The study shall contribute to the
reconstruction of the efforts of the young Leibniz to find an integral formula
for rationality, justice, and happiness. I intend to prove that Leibniz’s treatise Specimen Polonorum (1669), together with
another one of his for the Polish royal election campaign, Comparatio propinquitatis Jagellonicae inter Ducem Neoburgicum &
Principem Lotharingiae, are indeed relevant to the applicability of his
ethical insights to political matters. Nevertheless, I will also demonstrate
that the ethical stance of the Specimen
Polonorum cannot be understood entirely as a precursor of his love-centred
ethics since the concept of ‘amor’ as conceived in
this treatise is not relevant directly from the point of view of the formation
of Leibniz’s mature ethics.
Leibniz’s everyday experience in the
practical school of politics did have impact on his theory, juridical or
ethical. Leibniz’s occasional political treatises from the Mainz period tested
the theory in concrete situations, helping to draw the boundary of its
applicability and simultaneously to search for a higher unity.
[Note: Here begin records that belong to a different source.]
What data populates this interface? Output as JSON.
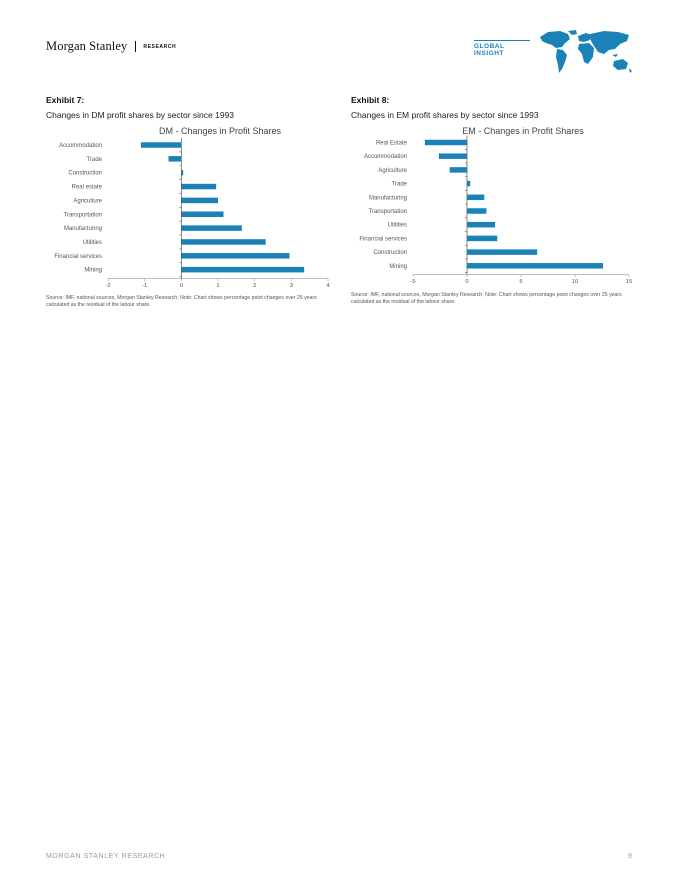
{
  "header": {
    "brand": "Morgan Stanley",
    "research_label": "RESEARCH",
    "global_insight": "GLOBAL INSIGHT",
    "map_color": "#1a82b6"
  },
  "exhibits": [
    {
      "label": "Exhibit 7:",
      "description": "Changes in DM profit shares by sector since 1993",
      "source": "Source: IMF, national sources, Morgan Stanley Research; Note: Chart shows percentage point changes over 25 years calculated as the residual of the labour share."
    },
    {
      "label": "Exhibit 8:",
      "description": "Changes in EM profit shares by sector since 1993",
      "source": "Source: IMF, national sources, Morgan Stanley Research; Note: Chart shows percentage point changes over 25 years calculated as the residual of the labour share."
    }
  ],
  "chart_data": [
    {
      "type": "bar",
      "orientation": "horizontal",
      "title": "DM - Changes in Profit Shares",
      "categories": [
        "Accommodation",
        "Trade",
        "Construction",
        "Real estate",
        "Agriculture",
        "Transportation",
        "Manufacturing",
        "Utilities",
        "Financial services",
        "Mining"
      ],
      "values": [
        -1.1,
        -0.35,
        0.05,
        0.95,
        1.0,
        1.15,
        1.65,
        2.3,
        2.95,
        3.35
      ],
      "xlim": [
        -2,
        4
      ],
      "xticks": [
        -2,
        -1,
        0,
        1,
        2,
        3,
        4
      ],
      "bar_color": "#1a82b6",
      "grid": false
    },
    {
      "type": "bar",
      "orientation": "horizontal",
      "title": "EM - Changes in Profit Shares",
      "categories": [
        "Real Estate",
        "Accommodation",
        "Agriculture",
        "Trade",
        "Manufacturing",
        "Transportation",
        "Utilities",
        "Financial services",
        "Construction",
        "Mining"
      ],
      "values": [
        -3.9,
        -2.6,
        -1.6,
        0.3,
        1.6,
        1.8,
        2.6,
        2.8,
        6.5,
        12.6
      ],
      "xlim": [
        -5,
        15
      ],
      "xticks": [
        -5,
        0,
        5,
        10,
        15
      ],
      "bar_color": "#1a82b6",
      "grid": false
    }
  ],
  "footer": {
    "left": "MORGAN STANLEY RESEARCH",
    "page_number": "9"
  }
}
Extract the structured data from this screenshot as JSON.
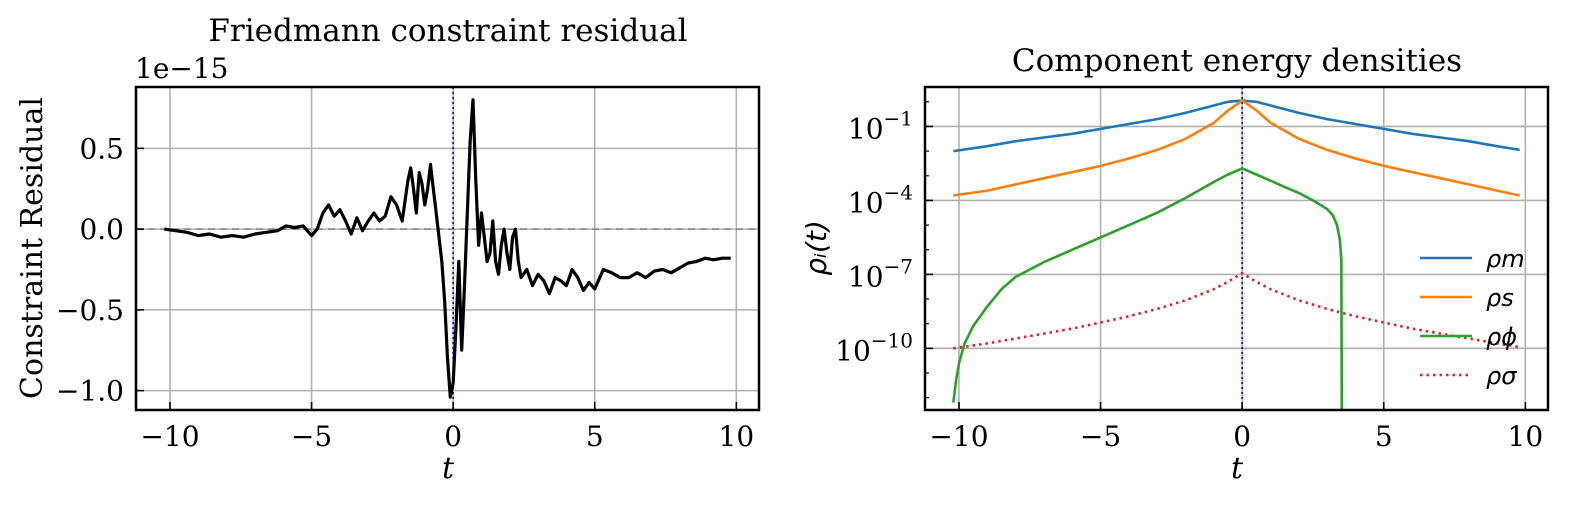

The most
important witness of this knowledge process was the Specimen Polonorum being, similarly to the other major political
works form these years, like the Securitas
publica interna et externa or the Consilium
Aegyptiacum, a detailed case study in a concrete political situation while
containing, in contradistinction to them, also theoretical parts closely linked
to his research into the science of right.